Share it

If you have knowledge, share it.

If you have an idea, share it.

If you have a project, share it.

If you learned something, share it.

If you plan something, share it.

If you have a purpose, share it.

If you have experience, share it.

It is the best way to broaden your perspective and actually get things done.

What might be

If you only look at what was and what is to shape what might be, things are going to be extremely difficult.

At any point in time, the market is cluttered. It is challenging to compete with incumbents, new players, alternatives, and outsiders. If you want to excel, it is going to be an uphill battle, on many fronts, and more often than we care to admit we do not have a good enough product or service to win this.

If we take a look at the future from any point in time, instead, a wealth of possibilities open up. Among those is the market that is not cluttered now, but will be soon enough.

That is where you want to be.

Drain

A meeting is a drain of time, focus and flow. And it compounds the more people are involved.

So, if you are going to have a meeting, make it worth it. Have an agenda, a clear one, even if it is just a sync. Stay on topic. Never go around the (virtual) table to fish for topics, but by all means poke those who speak less and make sure they get a chance to express their opinion. Get to action points in proper time, write them down, and circulate them after the meeting is done. If you have called the meeting, or are in a leadership potion, do a lot of listening and very little talking. And finish earlier.

If you are finding yourself breaking these basics more than once for a particular meeting, the people invited to the meeting are better off if the meeting is removed from their calendars.

They certainly have something better to do.

P.S.: I wrote about meetings a while back also. The rules set out there are still valid for the most part.

Pull the plug

If you have a hunch something is not working, pull the plug on it.

And actually, we should regularly pull the plug on the things that take most of our time, and see which ones we are truly going to miss.

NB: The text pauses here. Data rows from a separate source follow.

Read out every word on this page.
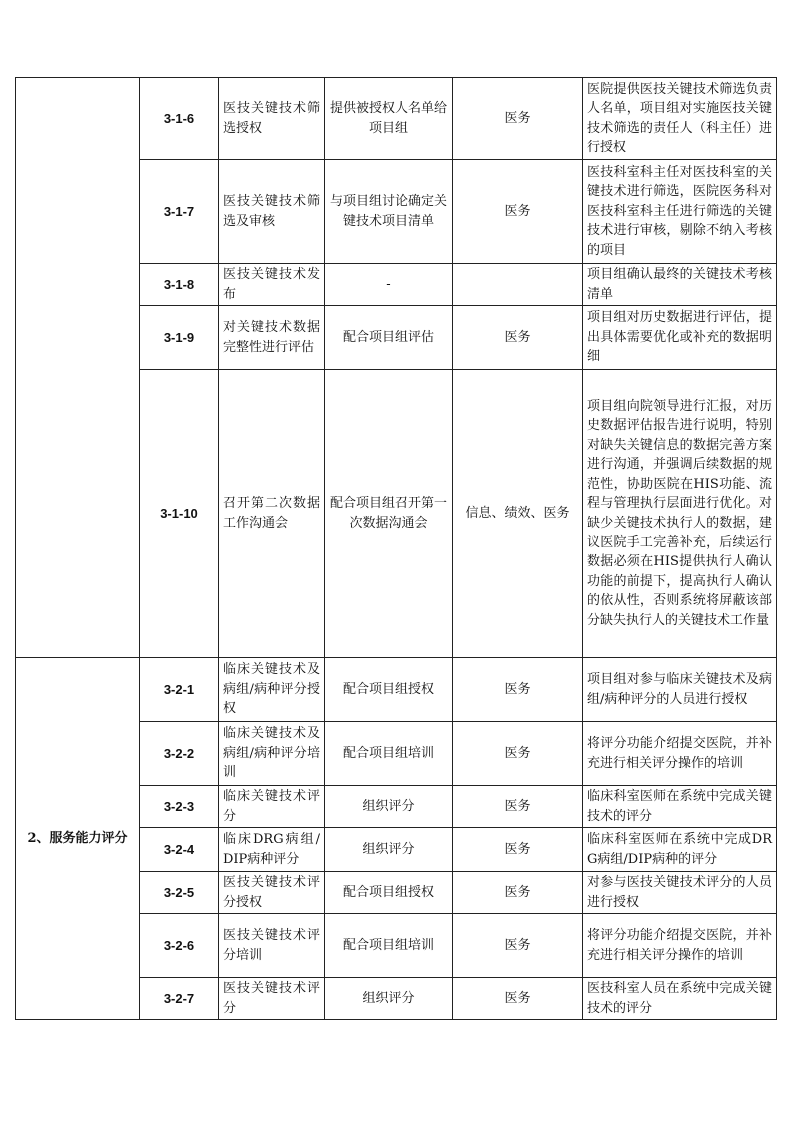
	3-1-6	医技关键技术筛选授权	提供被授权人名单给项目组	医务	医院提供医技关键技术筛选负责人名单，项目组对实施医技关键技术筛选的责任人（科主任）进行授权
	3-1-7	医技关键技术筛选及审核	与项目组讨论确定关键技术项目清单	医务	医技科室科主任对医技科室的关键技术进行筛选，医院医务科对医技科室科主任进行筛选的关键技术进行审核，剔除不纳入考核的项目
	3-1-8	医技关键技术发布	-		项目组确认最终的关键技术考核清单
	3-1-9	对关键技术数据完整性进行评估	配合项目组评估	医务	项目组对历史数据进行评估，提出具体需要优化或补充的数据明细
	3-1-10	召开第二次数据工作沟通会	配合项目组召开第一次数据沟通会	信息、绩效、医务	项目组向院领导进行汇报，对历史数据评估报告进行说明，特别对缺失关键信息的数据完善方案进行沟通，并强调后续数据的规范性，协助医院在HIS功能、流程与管理执行层面进行优化。对缺少关键技术执行人的数据，建议医院手工完善补充，后续运行数据必须在HIS提供执行人确认功能的前提下，提高执行人确认的依从性，否则系统将屏蔽该部分缺失执行人的关键技术工作量
2、服务能力评分	3-2-1	临床关键技术及病组/病种评分授权	配合项目组授权	医务	项目组对参与临床关键技术及病组/病种评分的人员进行授权
	3-2-2	临床关键技术及病组/病种评分培训	配合项目组培训	医务	将评分功能介绍提交医院，并补充进行相关评分操作的培训
	3-2-3	临床关键技术评分	组织评分	医务	临床科室医师在系统中完成关键技术的评分
	3-2-4	临床DRG病组/DIP病种评分	组织评分	医务	临床科室医师在系统中完成DRG病组/DIP病种的评分
	3-2-5	医技关键技术评分授权	配合项目组授权	医务	对参与医技关键技术评分的人员进行授权
	3-2-6	医技关键技术评分培训	配合项目组培训	医务	将评分功能介绍提交医院，并补充进行相关评分操作的培训
	3-2-7	医技关键技术评分	组织评分	医务	医技科室人员在系统中完成关键技术的评分
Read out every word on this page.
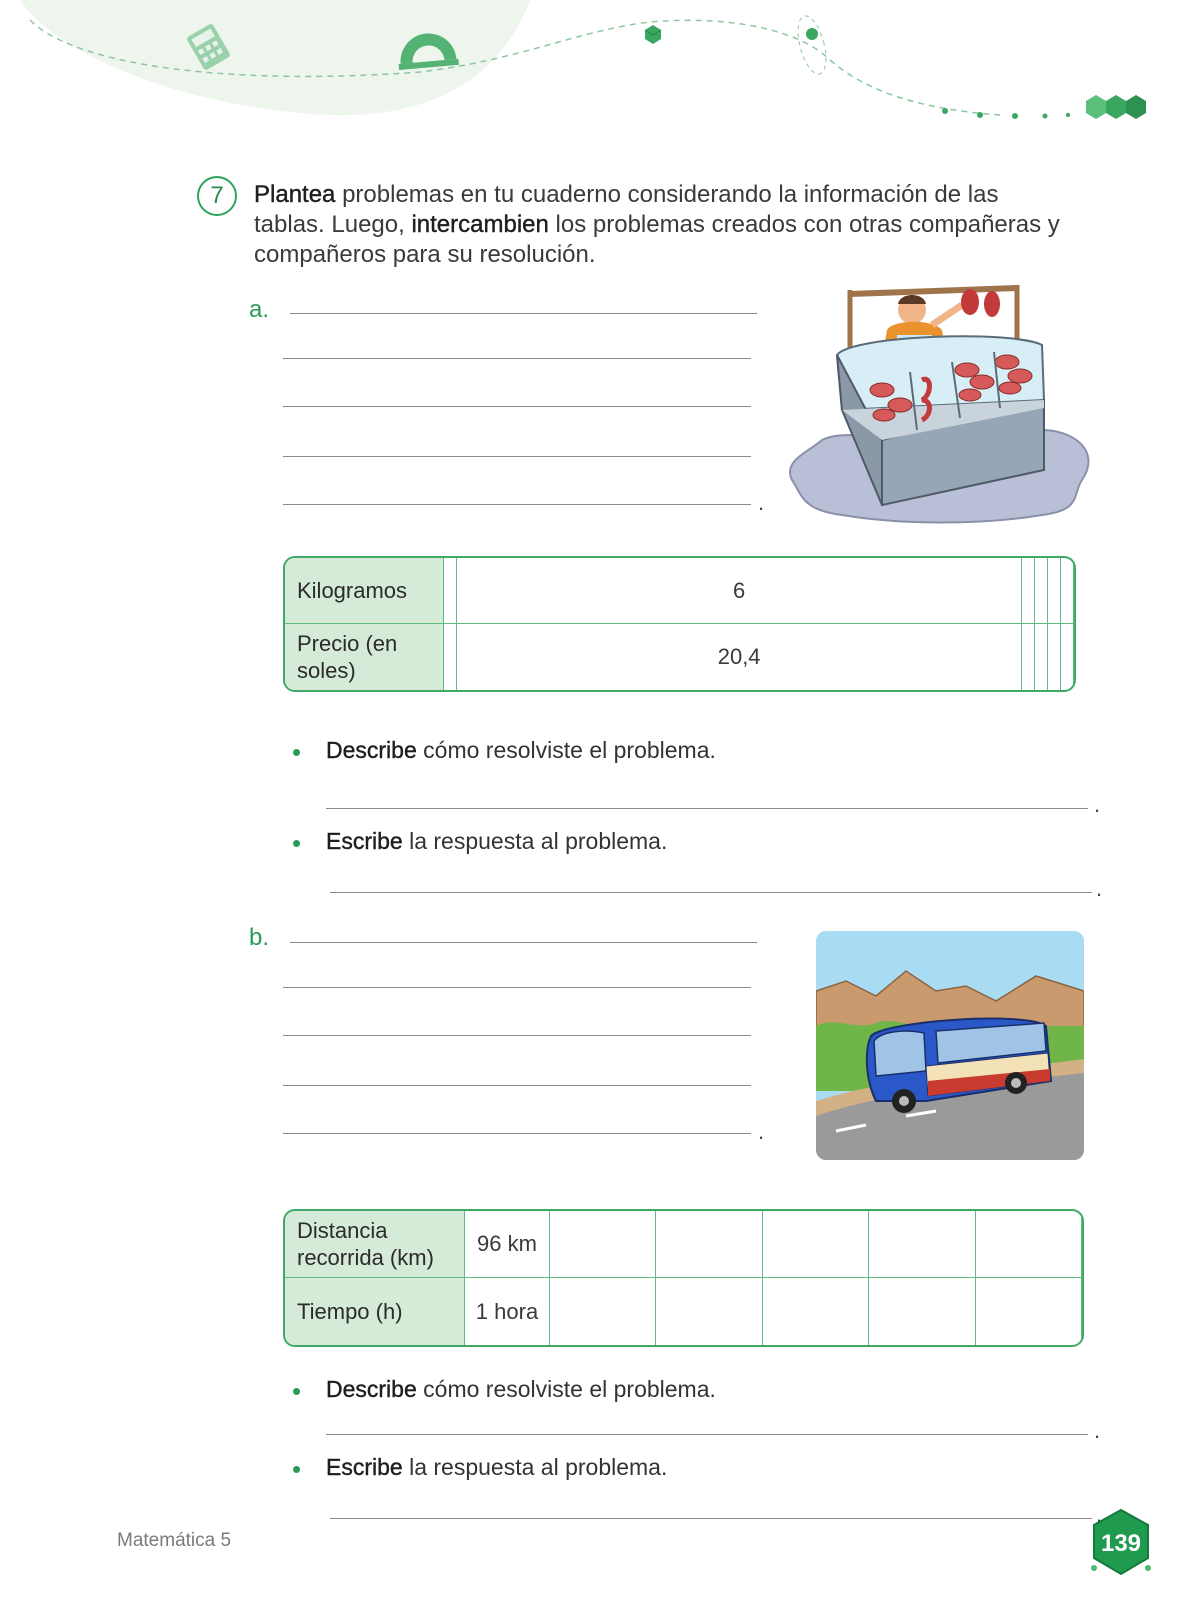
7	Plantea problemas en tu cuaderno considerando la información de las tablas. Luego, intercambien los problemas creados con otras compañeras y compañeros para su resolución.
a.
.
Kilogramos		6					
Precio (en soles)		20,4					
• Describe cómo resolviste el problema.
.
• Escribe la respuesta al problema.
.
b.
.
Distancia recorrida (km)	96 km						
Tiempo (h)	1 hora						
• Describe cómo resolviste el problema.
.
• Escribe la respuesta al problema.
.
Matemática 5	139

This is clearly really applicable when it comes to marketing tactics. If there is something you consistently put your budget behind, pull the plug on it for one month. What happens? When the impact on key metrics is zero (or close to it), you have a great candidate for costs savings.

Who knows where programmatic advertising would be if more companies would regularly pull the plug.

Tension

Feedback often creates tension.

I want it this way.

I am not sure what, but something does not work.

Your piece of content misses the bigger picture.

Can you change that part and make it more professional?

I am sorry, I really do not like it.

Tension might eventually take you to a better place, but there are two problems.

First, tension takes time to resolve. Time that could actually be employed improving the outcome, doing something more valuable or even just going for a walk. Tension is difficult to dissipate, it actually tends to escalate. Particularly when the first unclear comment is followed by additional unclear statements that make the whole feedback situation a mess.

Also, tension sticks. When the job is eventually done, tension is still in the air. It does not matter at this point if the outcome is better, something has broken. And that is difficult to recover, even more difficult considering the fact this way of giving feedback is rarely a one-off.

Prepare before giving feedback.

Never let it be the first thing that comes to mind, never let it be an instinctual reaction to you seeing the work of others for the first time.

And if after you have done that, there is still vagueness in what you want to contribute, shut up and ask.

If you would have more time, what would you work on to make it better?

Guide me through your creative process.

What parts of it you do not like?

What would you need to make this the best of your blog posts?

What type of input are you seeking from me?